Engineering Contradictions & Design Principles
Engineering Contradiction Analysis
1Adaptability or versatility
If sensor-based perception is used to detect non-V2X object-actors, then coverage of non-participating object-actors is improved, but confidence level and accuracy of perception deteriorates due to lack of ground truth
Solution Approach 1:
The patent introduces cooperative awareness messages (BSMs/CAMs) as an intermediary source of ground truth information. These messages from V2X participants serve as a mediator between the perception system and non-V2X object-actors, enabling the system to establish confidence levels even when direct sensor-based perception is used. The ground truth data from cooperative awareness messages allows the perception system to validate and calibrate its detections of non-participating object-actors.
Solution Approach 2:
The patent implements a feedback mechanism where the perception system continuously compares sensor-based detections against ground truth information from cooperative awareness messages. This feedback loop enables the system to measure confidence levels by quantifying the deviation between perceived and ground truth positions, and to iteratively improve perception accuracy by learning from discrepancies between predicted and actual object-actor locations.
2Reliability
If consensus-based perception is used to establish object-actor awareness, then reliability of detection is improved through corroboration, but complexity of establishing ground truth and measuring confidence increases
Solution Approach 1:
The patent extracts the ground truth establishment function from the complex consensus-based perception process. By isolating cooperative awareness messages as a separate, trusted source of ground truth information, the system can simplify the confidence measurement process. Instead of requiring complex multi-source corroboration to establish ground truth, the system uses the extracted ground truth from BSMs/CAMs as a foundation for measuring confidence in individual perception outputs.
3Measurement precision
If RTK-corrected GNSS positioning is used to establish ground truth, then position accuracy is improved, but dependency on V2X participants and message availability increases
Solution Approach 1:
The patent applies preliminary action by pre-establishing ground truth datasets from cooperative awareness messages before the actual perception task. The system uses historical and pre-existing V2X data to create a foundation of ground truth information that can be referenced during operation.
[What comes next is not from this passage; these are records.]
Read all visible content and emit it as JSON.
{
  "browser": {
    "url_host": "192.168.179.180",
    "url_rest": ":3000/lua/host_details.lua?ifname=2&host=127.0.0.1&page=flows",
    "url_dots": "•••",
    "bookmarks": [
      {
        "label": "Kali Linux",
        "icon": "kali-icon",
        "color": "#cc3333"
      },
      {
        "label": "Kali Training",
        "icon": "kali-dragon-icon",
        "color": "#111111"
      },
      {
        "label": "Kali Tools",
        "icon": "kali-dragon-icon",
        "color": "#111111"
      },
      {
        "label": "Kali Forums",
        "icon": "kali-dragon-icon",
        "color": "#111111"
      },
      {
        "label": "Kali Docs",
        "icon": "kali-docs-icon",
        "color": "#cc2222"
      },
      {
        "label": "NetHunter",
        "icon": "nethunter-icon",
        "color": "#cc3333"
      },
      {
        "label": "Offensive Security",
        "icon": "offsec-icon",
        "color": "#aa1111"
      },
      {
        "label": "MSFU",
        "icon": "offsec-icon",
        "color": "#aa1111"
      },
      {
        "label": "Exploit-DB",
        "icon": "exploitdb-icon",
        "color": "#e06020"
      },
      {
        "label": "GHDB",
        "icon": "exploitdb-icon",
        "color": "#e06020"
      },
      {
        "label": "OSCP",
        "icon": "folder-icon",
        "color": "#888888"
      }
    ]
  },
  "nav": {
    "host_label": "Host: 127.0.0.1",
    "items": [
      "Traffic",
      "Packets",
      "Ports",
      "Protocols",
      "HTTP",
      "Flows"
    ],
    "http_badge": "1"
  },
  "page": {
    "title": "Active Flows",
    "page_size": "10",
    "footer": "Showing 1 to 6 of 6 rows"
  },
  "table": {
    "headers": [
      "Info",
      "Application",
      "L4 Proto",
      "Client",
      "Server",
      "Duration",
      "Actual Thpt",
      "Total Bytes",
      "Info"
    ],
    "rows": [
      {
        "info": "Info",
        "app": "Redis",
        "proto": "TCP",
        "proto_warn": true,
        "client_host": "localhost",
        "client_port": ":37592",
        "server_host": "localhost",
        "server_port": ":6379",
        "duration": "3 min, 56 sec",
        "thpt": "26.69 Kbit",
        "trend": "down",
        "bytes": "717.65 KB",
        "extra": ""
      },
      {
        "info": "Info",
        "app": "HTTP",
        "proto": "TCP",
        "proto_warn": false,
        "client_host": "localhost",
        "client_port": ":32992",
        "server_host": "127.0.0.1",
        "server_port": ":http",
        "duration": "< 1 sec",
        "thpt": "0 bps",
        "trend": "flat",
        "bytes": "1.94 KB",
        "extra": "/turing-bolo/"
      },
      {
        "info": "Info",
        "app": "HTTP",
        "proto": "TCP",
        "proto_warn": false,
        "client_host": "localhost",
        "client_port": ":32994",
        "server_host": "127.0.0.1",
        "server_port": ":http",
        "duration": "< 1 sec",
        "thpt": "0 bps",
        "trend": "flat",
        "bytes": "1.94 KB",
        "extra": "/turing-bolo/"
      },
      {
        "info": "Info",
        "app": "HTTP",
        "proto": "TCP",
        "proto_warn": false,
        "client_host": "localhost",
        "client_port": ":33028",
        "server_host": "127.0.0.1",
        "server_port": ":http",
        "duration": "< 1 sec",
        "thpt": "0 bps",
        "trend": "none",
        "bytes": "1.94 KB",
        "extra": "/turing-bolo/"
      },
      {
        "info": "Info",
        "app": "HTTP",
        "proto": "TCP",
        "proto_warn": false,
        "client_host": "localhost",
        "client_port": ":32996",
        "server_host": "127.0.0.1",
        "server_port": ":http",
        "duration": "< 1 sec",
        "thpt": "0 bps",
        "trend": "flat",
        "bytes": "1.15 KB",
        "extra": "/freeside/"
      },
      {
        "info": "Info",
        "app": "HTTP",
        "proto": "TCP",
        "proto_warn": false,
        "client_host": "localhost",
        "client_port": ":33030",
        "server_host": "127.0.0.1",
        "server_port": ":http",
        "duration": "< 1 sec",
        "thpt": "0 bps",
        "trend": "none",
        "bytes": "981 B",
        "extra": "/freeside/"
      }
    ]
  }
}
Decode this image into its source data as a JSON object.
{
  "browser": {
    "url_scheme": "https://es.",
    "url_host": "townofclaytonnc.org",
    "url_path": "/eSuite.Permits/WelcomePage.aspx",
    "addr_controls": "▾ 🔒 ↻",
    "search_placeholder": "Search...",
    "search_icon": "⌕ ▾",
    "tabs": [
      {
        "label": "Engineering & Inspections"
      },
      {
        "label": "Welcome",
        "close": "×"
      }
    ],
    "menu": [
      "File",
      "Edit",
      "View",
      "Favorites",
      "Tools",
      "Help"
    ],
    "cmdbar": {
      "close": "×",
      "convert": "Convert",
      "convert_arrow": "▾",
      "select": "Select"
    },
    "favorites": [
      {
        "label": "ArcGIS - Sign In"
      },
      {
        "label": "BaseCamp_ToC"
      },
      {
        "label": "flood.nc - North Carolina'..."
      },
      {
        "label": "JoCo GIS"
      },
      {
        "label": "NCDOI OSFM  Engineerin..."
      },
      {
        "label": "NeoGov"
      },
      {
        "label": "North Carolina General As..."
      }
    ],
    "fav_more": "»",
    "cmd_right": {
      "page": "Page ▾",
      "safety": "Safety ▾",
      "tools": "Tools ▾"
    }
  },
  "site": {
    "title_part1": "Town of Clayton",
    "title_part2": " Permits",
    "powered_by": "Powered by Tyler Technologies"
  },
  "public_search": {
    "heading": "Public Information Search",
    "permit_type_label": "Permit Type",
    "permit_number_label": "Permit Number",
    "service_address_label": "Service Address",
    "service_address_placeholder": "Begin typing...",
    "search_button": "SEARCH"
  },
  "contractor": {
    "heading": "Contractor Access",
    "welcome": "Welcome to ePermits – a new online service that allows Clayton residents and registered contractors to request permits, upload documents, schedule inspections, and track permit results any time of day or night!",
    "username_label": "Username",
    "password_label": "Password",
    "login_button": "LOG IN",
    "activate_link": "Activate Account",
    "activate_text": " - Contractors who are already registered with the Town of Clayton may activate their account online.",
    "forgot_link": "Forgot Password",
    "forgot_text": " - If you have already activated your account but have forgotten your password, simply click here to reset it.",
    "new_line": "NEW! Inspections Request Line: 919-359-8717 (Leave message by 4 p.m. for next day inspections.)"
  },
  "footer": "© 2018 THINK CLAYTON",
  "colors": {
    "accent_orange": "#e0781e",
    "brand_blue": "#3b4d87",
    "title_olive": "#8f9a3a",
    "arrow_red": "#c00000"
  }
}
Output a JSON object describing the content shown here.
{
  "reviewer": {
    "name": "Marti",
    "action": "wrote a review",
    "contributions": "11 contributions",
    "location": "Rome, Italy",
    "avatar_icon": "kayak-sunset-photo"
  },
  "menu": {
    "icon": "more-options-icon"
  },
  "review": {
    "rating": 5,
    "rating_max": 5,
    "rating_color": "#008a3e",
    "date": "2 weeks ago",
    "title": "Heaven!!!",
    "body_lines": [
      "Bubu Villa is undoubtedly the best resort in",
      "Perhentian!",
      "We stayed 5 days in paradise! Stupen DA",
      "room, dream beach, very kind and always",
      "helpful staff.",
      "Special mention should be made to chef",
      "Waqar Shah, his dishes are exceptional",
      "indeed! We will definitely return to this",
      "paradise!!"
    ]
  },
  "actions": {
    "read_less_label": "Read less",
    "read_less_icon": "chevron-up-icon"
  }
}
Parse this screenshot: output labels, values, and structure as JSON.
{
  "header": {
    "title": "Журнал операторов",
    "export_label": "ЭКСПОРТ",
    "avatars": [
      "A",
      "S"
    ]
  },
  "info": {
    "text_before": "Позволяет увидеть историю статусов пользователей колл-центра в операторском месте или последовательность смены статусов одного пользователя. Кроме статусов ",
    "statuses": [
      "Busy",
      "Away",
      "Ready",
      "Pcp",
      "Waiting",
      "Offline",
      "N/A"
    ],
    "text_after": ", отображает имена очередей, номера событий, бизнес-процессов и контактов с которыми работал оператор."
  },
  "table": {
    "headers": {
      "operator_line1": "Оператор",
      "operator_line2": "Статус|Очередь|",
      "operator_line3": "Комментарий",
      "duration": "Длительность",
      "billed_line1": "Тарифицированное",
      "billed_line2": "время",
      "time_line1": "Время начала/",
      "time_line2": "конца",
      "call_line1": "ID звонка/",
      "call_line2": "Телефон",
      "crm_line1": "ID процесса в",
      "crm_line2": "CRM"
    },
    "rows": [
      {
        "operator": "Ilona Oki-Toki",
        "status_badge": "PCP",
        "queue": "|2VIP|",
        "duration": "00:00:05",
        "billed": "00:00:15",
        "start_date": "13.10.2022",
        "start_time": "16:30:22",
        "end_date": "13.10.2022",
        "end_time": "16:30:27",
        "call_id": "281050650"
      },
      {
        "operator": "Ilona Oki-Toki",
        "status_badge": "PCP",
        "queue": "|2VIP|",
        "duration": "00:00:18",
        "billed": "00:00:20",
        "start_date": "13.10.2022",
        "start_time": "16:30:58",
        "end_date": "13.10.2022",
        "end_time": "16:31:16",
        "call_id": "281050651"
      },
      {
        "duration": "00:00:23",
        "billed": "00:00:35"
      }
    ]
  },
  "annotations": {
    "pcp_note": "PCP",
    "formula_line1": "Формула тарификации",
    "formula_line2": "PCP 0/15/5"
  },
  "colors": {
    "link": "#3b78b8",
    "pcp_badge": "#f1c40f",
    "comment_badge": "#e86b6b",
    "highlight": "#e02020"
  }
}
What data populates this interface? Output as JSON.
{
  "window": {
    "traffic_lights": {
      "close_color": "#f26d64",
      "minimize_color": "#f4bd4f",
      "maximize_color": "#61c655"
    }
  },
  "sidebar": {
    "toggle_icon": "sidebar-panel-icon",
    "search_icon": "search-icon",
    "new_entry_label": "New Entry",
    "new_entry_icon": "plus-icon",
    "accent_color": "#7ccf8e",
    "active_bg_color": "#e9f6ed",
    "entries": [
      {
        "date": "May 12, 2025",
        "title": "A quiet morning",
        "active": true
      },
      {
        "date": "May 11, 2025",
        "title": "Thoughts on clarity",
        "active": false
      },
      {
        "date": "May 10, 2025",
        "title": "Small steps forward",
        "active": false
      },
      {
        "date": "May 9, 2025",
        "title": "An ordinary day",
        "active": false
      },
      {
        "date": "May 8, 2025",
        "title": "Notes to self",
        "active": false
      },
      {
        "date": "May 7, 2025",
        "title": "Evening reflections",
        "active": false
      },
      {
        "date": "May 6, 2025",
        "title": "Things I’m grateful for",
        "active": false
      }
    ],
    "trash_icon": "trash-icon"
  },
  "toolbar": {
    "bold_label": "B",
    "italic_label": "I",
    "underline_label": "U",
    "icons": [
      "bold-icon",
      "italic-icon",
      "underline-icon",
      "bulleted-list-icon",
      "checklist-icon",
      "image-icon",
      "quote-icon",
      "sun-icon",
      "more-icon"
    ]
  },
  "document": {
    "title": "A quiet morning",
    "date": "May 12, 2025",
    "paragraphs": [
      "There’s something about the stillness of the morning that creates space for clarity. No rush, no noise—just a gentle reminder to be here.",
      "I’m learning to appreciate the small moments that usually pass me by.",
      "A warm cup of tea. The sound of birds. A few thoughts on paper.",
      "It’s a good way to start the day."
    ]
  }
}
This preliminary preparation allows the system to maintain position accuracy even when real-time V2X participation is limited or unavailable.
Data Source
AI summary
Provided a Road Side Unit (RSU) transceiver enabled to receive authenticated participant Society of Automotive Engineers (SAE) standard J2735 Basic Safety Messages, RTK corrected GNSS positioning data, SAE standard J3224 Sensor Data Sharing Messages and equipped with a sensor suite consisting of one or more electro-optical sensors, camera sensors, thermal imaging sensors, lidar sensors, ultrasonic sensors, and or radar sensors; the system may include one or more processors programmed or configured to receive data from the system's own sensor suite, reporting transceivers and other network connected devices, to construct high confidence object-actor detection, classification, and tracking perception messages representing the object-actors in the system's field of view for use in other system internal processes and transmit to other external devices for use.